As we build a symbiocene, we will also build a new political system—a sumbiocracy (from the Greek sumbiosis; sumbioun, to live together; sumbios, to live together). I define a sumbiocracy as a government determined by the type and sum of mutually beneficial or mutually beneficial relationships in a given sociobiological system at all levels (mutualism). If the processes that nourish ecosystems and biomes are identified, protected, and maintained, species will flourish in such healthy ecosystems. We do not need to further democratize a failing “biased” democracy, such as the “council of all beings” approach of deep ecology, where the interests of species are “represented” in decision-making structures by well-intentioned people. Rather, we need to elect to government people who understand and affirm the organic forms, processes, and relationships that support life, so that they can carefully consider all creative proposals that come from humans.

For example, if some aspect of human development is known to have long-term toxic effects on a basic life process such as metabolism, then it simply must not be permitted, or if it is already underway, it must be urgently terminated (e.g., lead in gasoline, asbestos in building materials, phthalates in plastics). Unlike democracy, which is by definition anthropocentric and capable of only partial answers to our humanly biased questions, sumbiocracy requires those who govern (sumbiocrats) to have a thorough understanding of the complex of ecosystems and the symbiotic interrelationships that enable them to function. In order for humans to “live together,” they must use their intelligence and power to achieve overall harmony in a community of broad interests. Under sumbiocracy, the rulers of the Earth must consider what kind of development is permissible within mutually beneficial relationships to enable coexistence by answering the following questions:

  • Is there full recyclability of all inputs and outputs?
  • Are we using safe and socially just forms of renewable energy?
  • Is there full and harmonious integration with biogeochemical systems at all levels?
  • Have we achieved the elimination of toxic waste in all aspects of this business?
  • Are the interests of all species, large and small, taken into account?
  • Have we achieved harmony or balance of interests (homeostasis)?

Governance by scientifically and traditionally educated people (including citizen scientists) at all places and levels determines the interconnections between elements of complex systems before they take action that affects the health of the system. We must remember that place is crucial to effective sumbiocracy, because only those who have close and intimate ties to specific places are able to know their place and decide about its health and vitality.
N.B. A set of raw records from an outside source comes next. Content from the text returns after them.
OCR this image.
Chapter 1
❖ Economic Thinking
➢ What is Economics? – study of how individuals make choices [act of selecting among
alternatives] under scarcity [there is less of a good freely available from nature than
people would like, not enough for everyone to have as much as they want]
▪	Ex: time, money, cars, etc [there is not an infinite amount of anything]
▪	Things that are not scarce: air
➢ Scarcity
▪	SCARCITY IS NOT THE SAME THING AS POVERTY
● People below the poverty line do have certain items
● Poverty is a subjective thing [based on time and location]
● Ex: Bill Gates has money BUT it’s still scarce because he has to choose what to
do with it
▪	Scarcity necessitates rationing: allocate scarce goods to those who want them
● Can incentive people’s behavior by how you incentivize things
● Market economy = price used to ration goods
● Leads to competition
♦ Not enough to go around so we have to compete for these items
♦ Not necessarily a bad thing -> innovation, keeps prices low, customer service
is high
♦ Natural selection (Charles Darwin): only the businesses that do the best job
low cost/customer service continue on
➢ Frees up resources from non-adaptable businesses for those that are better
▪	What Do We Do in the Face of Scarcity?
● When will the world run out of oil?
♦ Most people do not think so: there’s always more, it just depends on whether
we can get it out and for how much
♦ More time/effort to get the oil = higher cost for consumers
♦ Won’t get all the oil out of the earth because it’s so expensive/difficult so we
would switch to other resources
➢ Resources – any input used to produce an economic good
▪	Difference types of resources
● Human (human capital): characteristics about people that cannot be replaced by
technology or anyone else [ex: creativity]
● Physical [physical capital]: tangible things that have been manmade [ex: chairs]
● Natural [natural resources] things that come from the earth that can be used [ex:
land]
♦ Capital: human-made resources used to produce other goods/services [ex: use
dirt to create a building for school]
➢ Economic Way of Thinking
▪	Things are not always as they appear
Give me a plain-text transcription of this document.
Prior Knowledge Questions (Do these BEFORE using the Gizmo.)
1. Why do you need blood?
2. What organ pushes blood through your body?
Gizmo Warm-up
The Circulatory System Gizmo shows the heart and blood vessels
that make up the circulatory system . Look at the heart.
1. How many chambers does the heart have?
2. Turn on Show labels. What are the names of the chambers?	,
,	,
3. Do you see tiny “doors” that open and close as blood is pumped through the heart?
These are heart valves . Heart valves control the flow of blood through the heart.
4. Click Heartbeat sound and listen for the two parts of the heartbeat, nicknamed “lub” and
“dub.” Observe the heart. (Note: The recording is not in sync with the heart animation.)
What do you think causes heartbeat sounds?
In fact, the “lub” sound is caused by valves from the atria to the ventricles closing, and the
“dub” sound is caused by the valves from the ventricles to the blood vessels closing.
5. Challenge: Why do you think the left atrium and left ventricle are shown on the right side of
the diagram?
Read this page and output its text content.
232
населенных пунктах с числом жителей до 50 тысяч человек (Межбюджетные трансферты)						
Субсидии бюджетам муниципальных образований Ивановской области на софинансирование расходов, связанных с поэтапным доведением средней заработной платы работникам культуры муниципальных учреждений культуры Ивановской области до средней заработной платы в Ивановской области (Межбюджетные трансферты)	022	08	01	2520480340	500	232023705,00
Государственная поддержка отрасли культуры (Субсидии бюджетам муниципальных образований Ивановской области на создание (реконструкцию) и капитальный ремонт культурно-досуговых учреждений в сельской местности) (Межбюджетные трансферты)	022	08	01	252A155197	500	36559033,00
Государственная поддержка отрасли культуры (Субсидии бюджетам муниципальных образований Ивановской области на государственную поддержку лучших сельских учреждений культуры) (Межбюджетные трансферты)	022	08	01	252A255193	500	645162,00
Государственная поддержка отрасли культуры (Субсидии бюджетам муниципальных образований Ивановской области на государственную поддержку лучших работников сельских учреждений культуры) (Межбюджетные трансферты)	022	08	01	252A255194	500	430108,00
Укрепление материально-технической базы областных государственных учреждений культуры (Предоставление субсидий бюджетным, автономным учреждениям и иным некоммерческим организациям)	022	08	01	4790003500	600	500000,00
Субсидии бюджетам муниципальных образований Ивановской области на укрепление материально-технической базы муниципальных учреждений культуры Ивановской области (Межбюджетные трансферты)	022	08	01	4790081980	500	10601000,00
Sumbiocracy is a form of government in which humans govern all relationships on Earth at all scales from local to global. In this new form of government, there is an organic form (all biodiversity including humans) and an organic process (Earth systems). Sumbiocracy is a government for the Earth – by the Earth, so that we can all live together. Today we have a very sophisticated understanding of how the natural world works, and because it was here and worked before humans evolved as Homo sapiens, it is we who must adapt to its processes and how it works. Understanding the conditions of life, but deliberately destroying them with a pile of toxic waste, changing the climate for the worse, making previously healthy ecosystems uninhabitable, destroying them and wiping out species (the sixth great extinction), all of this proves that we are not only Homo non-sapiens, but that we are also a kind of pathological plague to all species on this Earth. In reality, we are better than that.